Bin Laden shooter dispute
Bin Laden shooter dispute, In February, Esquire magazine published a lengthy profile of “The Man Who Killed Osama bin Laden.” The story did not identify the killer by his real name, referring to him only as “the Shooter.”The Shooter told Esquire that the night bin Laden was killed he had encountered al Qaeda’s leader face-to-face in the top-floor bedroom of the compound in Abbottabad, Pakistan, where bin Laden had been hiding for more than five years.
The Shooter explained that when he found bin Laden in his bedroom the al Qaeda leader was standing up and had a gun “within reach” and it was only then that the Shooter fired the two shots into bin Laden’s forehead that killed him. That account was in conflict with the account from another raid participant in a wildly successful book “No Easy Day.”
Now, another member of the secretive SEAL Team 6, which executed the bin Laden raid, tells CNN the story of the Shooter as presented in Esquire is false. According to this serving SEAL Team 6 operator, the story is “complete B-S.”
SEAL Team 6 operators are now in “serious lockdown” when it comes to “talking to anybody” about the bin Laden raid and say they have been frustrated to see what they consider to be the inaccurate story in Esquire receive considerable play without a response. Phil Bronstein, who wrote the 15,000-word piece about the Shooter for Esquire, was booked on CNN, Fox and many other TV networks after his story came out.
Twenty-three SEALs and their interpreter assaulted the bin Laden compound just after midnight on the morning of May 2, 2011. They shot and killed bin Laden’s two bodyguards, one of bin Laden’s sons and the wife of one of the bodyguards and they also wounded two other women.
The first three SEALs to make it to the top floor of bin Laden’s compound where he was believed to be living were “the point man,” “the Shooter” profiled by Esquire, and Matt Bissonette, the SEAL who wrote “No Easy Day” under the pseudonym Mark Owen.
What actually happened the night of the raid, according to the SEAL Team 6 operator who I interviewed, is that the “point man” ran up the stairs to the top floor and shot bin Laden in the head when he saw what looked like bin Laden poking his head out his bedroom door. The shot gravely wounded al Qaeda’s leader.
Having taken down bin Laden, the point man proceeded to rush two women he found in bin Laden’s bedroom, gathering them in his arms to absorb the explosion in case they were wearing suicide vests, something that was a real concern of those who planned the raid.
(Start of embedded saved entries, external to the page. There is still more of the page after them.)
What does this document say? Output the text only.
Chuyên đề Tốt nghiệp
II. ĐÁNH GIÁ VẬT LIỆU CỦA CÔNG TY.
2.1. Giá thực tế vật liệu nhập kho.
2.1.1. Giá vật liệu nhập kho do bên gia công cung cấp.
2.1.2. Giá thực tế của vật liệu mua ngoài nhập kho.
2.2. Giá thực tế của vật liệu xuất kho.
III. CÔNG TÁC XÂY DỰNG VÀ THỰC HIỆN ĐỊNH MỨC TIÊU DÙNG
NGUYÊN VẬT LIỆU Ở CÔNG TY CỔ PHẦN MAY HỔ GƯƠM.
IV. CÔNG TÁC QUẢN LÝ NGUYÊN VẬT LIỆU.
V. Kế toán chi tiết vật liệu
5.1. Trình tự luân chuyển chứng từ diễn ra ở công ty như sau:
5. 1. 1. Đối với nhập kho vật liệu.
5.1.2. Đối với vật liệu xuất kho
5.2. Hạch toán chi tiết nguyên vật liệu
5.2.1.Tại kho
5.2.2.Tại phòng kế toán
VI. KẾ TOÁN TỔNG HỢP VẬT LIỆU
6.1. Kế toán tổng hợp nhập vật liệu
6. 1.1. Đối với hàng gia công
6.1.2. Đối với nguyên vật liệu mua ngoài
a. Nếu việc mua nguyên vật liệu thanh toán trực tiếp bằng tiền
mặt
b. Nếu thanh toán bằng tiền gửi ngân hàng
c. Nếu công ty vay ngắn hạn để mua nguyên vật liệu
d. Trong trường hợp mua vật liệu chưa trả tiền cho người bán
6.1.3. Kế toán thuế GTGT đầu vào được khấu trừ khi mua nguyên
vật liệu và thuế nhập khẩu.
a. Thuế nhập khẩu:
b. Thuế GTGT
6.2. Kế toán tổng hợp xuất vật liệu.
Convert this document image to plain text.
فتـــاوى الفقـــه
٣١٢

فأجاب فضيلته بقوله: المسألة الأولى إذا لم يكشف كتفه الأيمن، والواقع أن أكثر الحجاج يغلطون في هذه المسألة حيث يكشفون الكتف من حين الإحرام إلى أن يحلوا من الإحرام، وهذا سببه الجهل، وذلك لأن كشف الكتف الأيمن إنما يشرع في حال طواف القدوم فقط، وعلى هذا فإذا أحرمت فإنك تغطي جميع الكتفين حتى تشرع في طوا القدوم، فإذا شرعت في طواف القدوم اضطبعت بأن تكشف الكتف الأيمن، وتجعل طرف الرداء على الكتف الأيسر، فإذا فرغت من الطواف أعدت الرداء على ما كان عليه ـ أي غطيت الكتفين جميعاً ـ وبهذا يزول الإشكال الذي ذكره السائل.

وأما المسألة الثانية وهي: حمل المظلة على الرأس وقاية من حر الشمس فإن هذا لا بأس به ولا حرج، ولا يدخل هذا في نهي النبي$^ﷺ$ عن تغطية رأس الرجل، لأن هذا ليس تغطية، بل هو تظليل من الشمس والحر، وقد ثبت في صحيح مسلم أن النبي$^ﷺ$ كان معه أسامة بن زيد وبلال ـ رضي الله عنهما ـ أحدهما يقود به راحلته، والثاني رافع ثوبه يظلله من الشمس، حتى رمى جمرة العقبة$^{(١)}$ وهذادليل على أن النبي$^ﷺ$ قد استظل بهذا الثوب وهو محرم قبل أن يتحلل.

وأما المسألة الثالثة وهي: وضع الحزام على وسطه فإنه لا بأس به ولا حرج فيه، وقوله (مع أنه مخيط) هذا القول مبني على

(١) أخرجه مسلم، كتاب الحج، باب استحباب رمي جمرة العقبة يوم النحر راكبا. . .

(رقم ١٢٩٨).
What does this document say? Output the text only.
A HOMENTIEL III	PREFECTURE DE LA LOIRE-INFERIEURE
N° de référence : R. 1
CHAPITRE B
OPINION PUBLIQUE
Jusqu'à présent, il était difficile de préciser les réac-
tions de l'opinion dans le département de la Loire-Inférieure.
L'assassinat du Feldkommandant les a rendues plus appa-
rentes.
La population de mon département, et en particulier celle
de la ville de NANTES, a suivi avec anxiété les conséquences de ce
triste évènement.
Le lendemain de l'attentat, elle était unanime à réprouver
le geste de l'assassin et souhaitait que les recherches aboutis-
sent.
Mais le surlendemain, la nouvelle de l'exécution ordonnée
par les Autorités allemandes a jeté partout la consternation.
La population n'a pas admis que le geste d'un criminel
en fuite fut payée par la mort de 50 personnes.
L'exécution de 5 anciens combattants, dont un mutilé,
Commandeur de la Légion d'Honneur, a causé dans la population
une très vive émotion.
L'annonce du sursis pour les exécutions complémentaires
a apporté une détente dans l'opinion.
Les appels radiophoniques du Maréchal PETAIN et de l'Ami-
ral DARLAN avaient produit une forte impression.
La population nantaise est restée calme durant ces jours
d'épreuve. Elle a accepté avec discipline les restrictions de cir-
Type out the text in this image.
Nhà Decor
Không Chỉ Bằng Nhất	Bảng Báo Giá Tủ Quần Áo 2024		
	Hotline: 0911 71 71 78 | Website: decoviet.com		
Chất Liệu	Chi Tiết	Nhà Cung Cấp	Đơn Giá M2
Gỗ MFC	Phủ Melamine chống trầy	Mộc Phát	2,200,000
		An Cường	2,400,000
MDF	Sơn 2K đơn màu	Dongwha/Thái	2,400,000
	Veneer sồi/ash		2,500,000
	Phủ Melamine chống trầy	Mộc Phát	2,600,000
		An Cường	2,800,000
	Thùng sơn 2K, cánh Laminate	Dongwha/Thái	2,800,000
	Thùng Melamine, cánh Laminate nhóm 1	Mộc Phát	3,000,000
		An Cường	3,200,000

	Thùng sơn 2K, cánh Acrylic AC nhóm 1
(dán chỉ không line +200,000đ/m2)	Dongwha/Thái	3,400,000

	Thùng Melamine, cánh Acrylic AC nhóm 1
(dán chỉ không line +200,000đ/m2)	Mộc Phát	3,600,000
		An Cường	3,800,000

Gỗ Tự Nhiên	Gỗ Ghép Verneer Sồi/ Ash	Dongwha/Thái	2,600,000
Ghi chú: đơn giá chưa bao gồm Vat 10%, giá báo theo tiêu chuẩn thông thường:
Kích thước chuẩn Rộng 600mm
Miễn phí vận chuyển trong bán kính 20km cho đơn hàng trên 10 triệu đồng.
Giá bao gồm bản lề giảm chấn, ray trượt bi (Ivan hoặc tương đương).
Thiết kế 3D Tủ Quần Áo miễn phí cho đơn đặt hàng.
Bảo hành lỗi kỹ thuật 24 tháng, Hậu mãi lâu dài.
Two more SEALs then entered bin Laden’s bedroom and, seeing that al Qaeda’s leader was lying mortally wounded on the floor, finished him off with shots to the chest.
This account of bin Laden’s demise is considerably less heroic than how the Shooter is presented in Esquire, in which he says he shot bin Laden while he was standing up and only after he saw that al Qaeda’s leader had a gun within reach.